MPAA Rating: PG-13 | Rating: ★★★★
Release year: 2020
Genre: Documentary Director: Garrett Bradley
Garrett Bradley’s powerful and poetic documentary, Time, opens in medias res with intimate home footage from Sibil “Fox” Richardson. Part audio-visual epistle, part confession, the young woman speaks directly into the camera to her husband, Robert, who is serving a 60-year prison sentence for a bank robbery the young couple attempted in the early 1990s. While this premise for a documentary film suggests legal battles and emotional reunions—both of which are certainly present—the lyrical formal approach Bradley adopts with Time elevates an already-compelling story into the realms of transcendence. I don’t use that latter term flippantly; through its mysterious, even mystical montage of images and scenes, Time is a beautiful and evocative cinematic mosaic centered on the American (in)justice system.
Carefully and compassionately edited together by Gabriel Rhodes, the black-and-white imagery in Time washes over us like waves, telling Sibil’s story not through a straightforward narrative arc, but through an elliptical, often unnerving approach which requires audiences to truly pay attention. For many viewers, this unanchored approach may prove frustrating; Bradley forgoes title cards, talking head interviews, or introductions to the people on screen,, which can be quite confusing.
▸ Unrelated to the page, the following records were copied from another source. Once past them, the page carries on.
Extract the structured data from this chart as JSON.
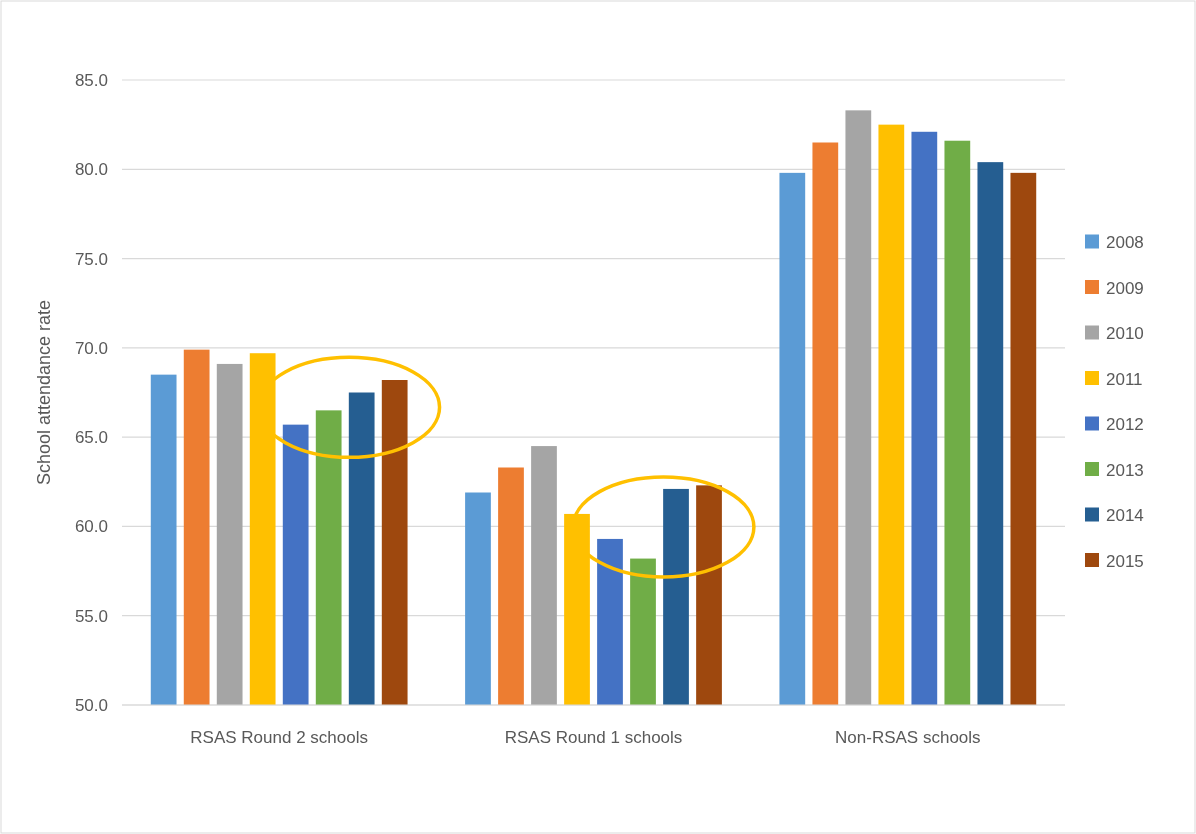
{
  "chart_data": {
    "type": "bar",
    "ylabel": "School attendance rate",
    "categories": [
      "RSAS Round 2 schools",
      "RSAS Round 1 schools",
      "Non-RSAS schools"
    ],
    "series": [
      {
        "name": "2008",
        "color": "#5b9bd5",
        "values": [
          68.5,
          61.9,
          79.8
        ]
      },
      {
        "name": "2009",
        "color": "#ed7d31",
        "values": [
          69.9,
          63.3,
          81.5
        ]
      },
      {
        "name": "2010",
        "color": "#a5a5a5",
        "values": [
          69.1,
          64.5,
          83.3
        ]
      },
      {
        "name": "2011",
        "color": "#ffc000",
        "values": [
          69.7,
          60.7,
          82.5
        ]
      },
      {
        "name": "2012",
        "color": "#4472c4",
        "values": [
          65.7,
          59.3,
          82.1
        ]
      },
      {
        "name": "2013",
        "color": "#70ad47",
        "values": [
          66.5,
          58.2,
          81.6
        ]
      },
      {
        "name": "2014",
        "color": "#255e91",
        "values": [
          67.5,
          62.1,
          80.4
        ]
      },
      {
        "name": "2015",
        "color": "#9e480e",
        "values": [
          68.2,
          62.3,
          79.8
        ]
      }
    ],
    "ylim": [
      50,
      85
    ],
    "yticks": [
      {
        "value": 50,
        "label": "50.0"
      },
      {
        "value": 55,
        "label": "55.0"
      },
      {
        "value": 60,
        "label": "60.0"
      },
      {
        "value": 65,
        "label": "65.0"
      },
      {
        "value": 70,
        "label": "70.0"
      },
      {
        "value": 75,
        "label": "75.0"
      },
      {
        "value": 80,
        "label": "80.0"
      },
      {
        "value": 85,
        "label": "85.0"
      }
    ],
    "grid": "y",
    "legend": "right"
  }
}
In Time, we watch Robert and Sibil’s twin boys, Freedom and Justus, grow up from young boys into capable adult men; the couple have six sons Sibil has raised while Robert remained in prison. Yet it wasn’t until about mid-way through the film that I could figure out which son was which in the birth order; other family members and seemingly significant characters come and go without explanation. By the film’s conclusion, I was left with more questions than answers, more emotions and images in my memory than a clear understanding of what, exactly, happened. Poetry tends to do that.
Perhaps most significant in Time is the value of a spiritual community. We often see scenes in church worship services; in a particularly poignant and redemptive scene, Sibil apologizes to her congregation for her crimes and thanks them for supporting her and her boys. Humbling scenes like these are balanced by moments of the fiery Sibil preaching prophetic justice as a kind of modern-day abolitionist decrying the American mass-incarceration prison system and the number of Black men unjustly enslaved within it. Typically poised and prepared—Sibil, sadly, has learned how to “perform” for the mostly-white people she must politely put up with as she fights on behalf of her husband—we are given glimpses of her righteous anger which are as inspiring as they are intimidating. And I think this is indicative of Bradley’s underlying approach to filmmaking—Time is not as interested in providing us easy answers or a “happy” ending as much as it is meant to move us, provoke us, compel us, transform us. It as much about the redemptive power of cinema as memory-maker and audio-visual activism as it is about Sibil and Richard and their fight for freedom.